Mr Fischer has aroused some irritation from IMF officials and
industrialised countries for his willingness to reach for the
chequebook when crisis threatens, particularly since the IMF has
failed to find a way systematically to compel private investors to
share the pain of debt restructuring.

"I have sat in meetings with Stan Fischer and his first question has
always been: 'how much money can we push at this country?'," says a
senior central banker.

But Mr Fischer says: "What it will take to help a country stabilise
has to be judged on each occasion."

As for the vexed question of forcing private investors to reschedule
debt, he clearly has his doubts. "As of now, we don't have the legal
mechanisms for making that work. We need to sit down now and look at
what a standstill mechanism would look like . . . rather than keep the
debate at this very general level where we seem to be getting nowhere.
Maybe it is impossible."

In the absence of an over-arching new system, he says, it is difficult
to turn down pleas from countries such as Turkey and Argentina
promising tough reform in return for emergency loans. "This is a
co-operative institution," he says. "It has a responsibility when its
members ask for help."

As for those who fret about "moral hazard" - encouraging reckless
lending by private investors who know they will be bailed out - he
says: "Moral hazard is a feature of every insurance arrangement. Those
who emphasise that IMF lending should be smaller and less frequent are
implicitly saying there should be much less international lending and
reliance on international capital markets."

The IMF in recent years has also come under fire from a more
fundamental set of critics: anti-globalisation protesters, some of who
m want the fund to close. They have made a start by successfully
cutting next month's annual meetings in half. Mr Fischer is
refreshingly candid about the faults of globalisation.

"Some of the criticisms about the debt of the poorest countries were
valid," he says, in a reference to the heavily indebted poor countries
debt relief initiative. This may surprise some debt relief
campaigners, who found Mr Fischer characteristically courteous but not
particularly sympathetic to their aims. He says: "You need to get
countries into the habit of servicing their debt but it doesn't mean
that in extremis you shouldn't do something."

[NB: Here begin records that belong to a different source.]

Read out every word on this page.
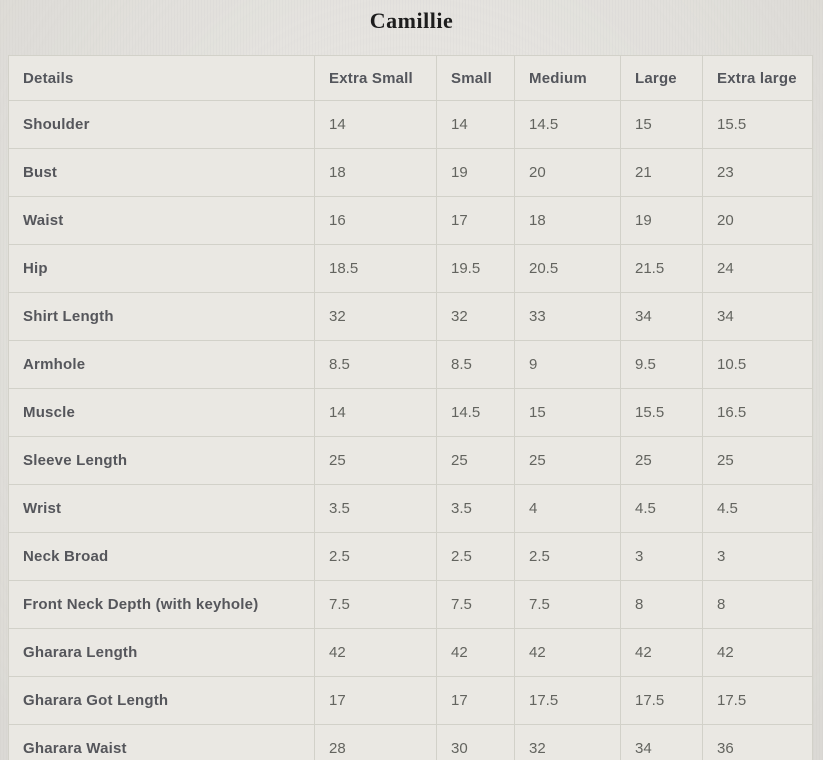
Camillie
Details	Extra Small	Small	Medium	Large	Extra large
Shoulder	14	14	14.5	15	15.5
Bust	18	19	20	21	23
Waist	16	17	18	19	20
Hip	18.5	19.5	20.5	21.5	24
Shirt Length	32	32	33	34	34
Armhole	8.5	8.5	9	9.5	10.5
Muscle	14	14.5	15	15.5	16.5
Sleeve Length	25	25	25	25	25
Wrist	3.5	3.5	4	4.5	4.5
Neck Broad	2.5	2.5	2.5	3	3
Front Neck Depth (with keyhole)	7.5	7.5	7.5	8	8
Gharara Length	42	42	42	42	42
Gharara Got Length	17	17	17.5	17.5	17.5
Gharara Waist	28	30	32	34	36
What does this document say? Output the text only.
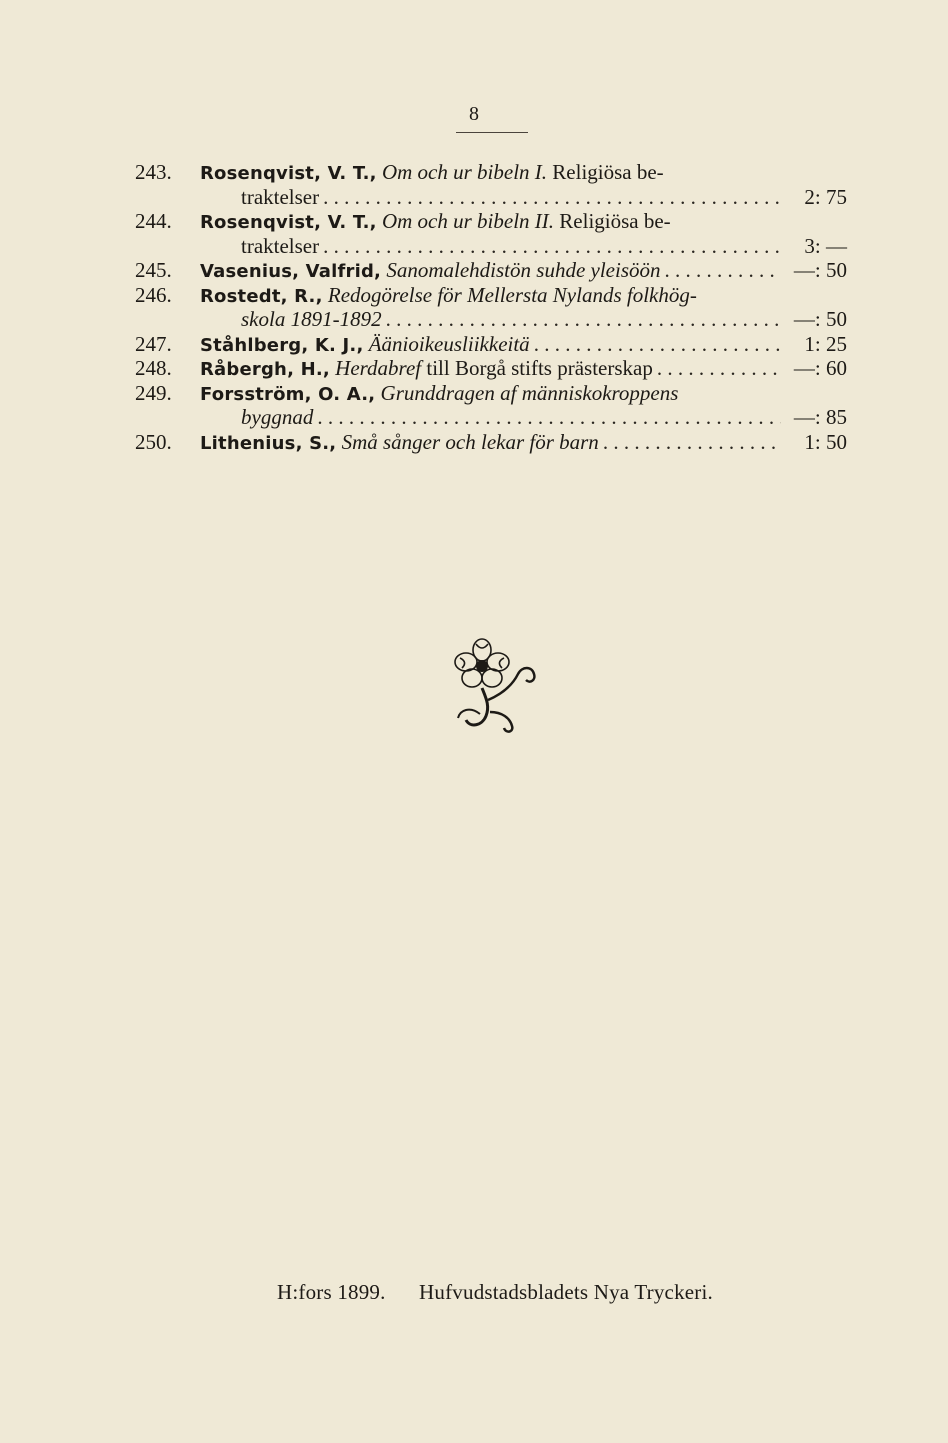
8
243.	Rosenqvist, V. T.,
Om och ur bibeln I.
Religiösa be-
traktelser . . .	2: 75
244.	Rosenqvist, V. T.,
Om och ur bibeln II.
Religiösa be-
traktelser . . .	3: —
245.	Vasenius, Valfrid,
Sanomalehdistön suhde yleisöön . . .	—: 50
246.	Rostedt, R.,
Redogörelse för Mellersta Nylands folkhög-
skola 1891-1892 . . .	—: 50
247.	Ståhlberg, K. J.,
Äänioikeusliikkeitä . . .	1: 25
248.	Råbergh, H.,
Herdabref
till Borgå stifts prästerskap . . .	—: 60
249.	Forsström, O. A.,
Grunddragen af människokroppens
byggnad . . .	—: 85
250.	Lithenius, S.,
Små sånger och lekar för barn . . .	1: 50
H:fors 1899. Hufvudstadsbladets Nya Tryckeri.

Similarly, he accepts that economic globalisation has its downside.
"Things do need to be fixed with globalisation," he says, and calls
for more transparency about what investors in emerging markets are up
to. "Health issues and the transfer of technology in developing
countries are also valid concerns. There will be dislocations in the
process of integrating into the global economy and we need to find
better ways to compensate the losers."

But, like all applied economists, he gets frustrated with abstract
debates. "I have concluded that as long as we keep the debate at the
level of: 'Globalisation: are you for it or against it?', we will get
nowhere."

Following a farewell dinner - the invitation list included Mr Rubin
and Mr Summers as well as Domingo Cavallo, the Argentine finance
minister - Mr Fischer is now considering what to do next. Some
combination of academia, policy advising and working in the private
sector seems likely. One rumour in Washington is that Goldman Sachs
may secure his services.

But given his evident love of being at the centre of the policy debate
and his great popularity with developing countries - 20 of which
unsuccessfully nominated him to be managing director of the IMF last
year - one natural berth for Mr Fischer might be the World Bank.

As a former chief economist at the bank and having been born in what
is now Zambia - though a naturalised American - Mr Fischer could
easily turn up in some role at the institution. Nor would it involve
much dislocation for him, being just across 19th Street in Washington
DC from the IMF.

Is that his intention? "As I said when I was first asked about the
World Bank, I will cross that street when I come to it," he beams.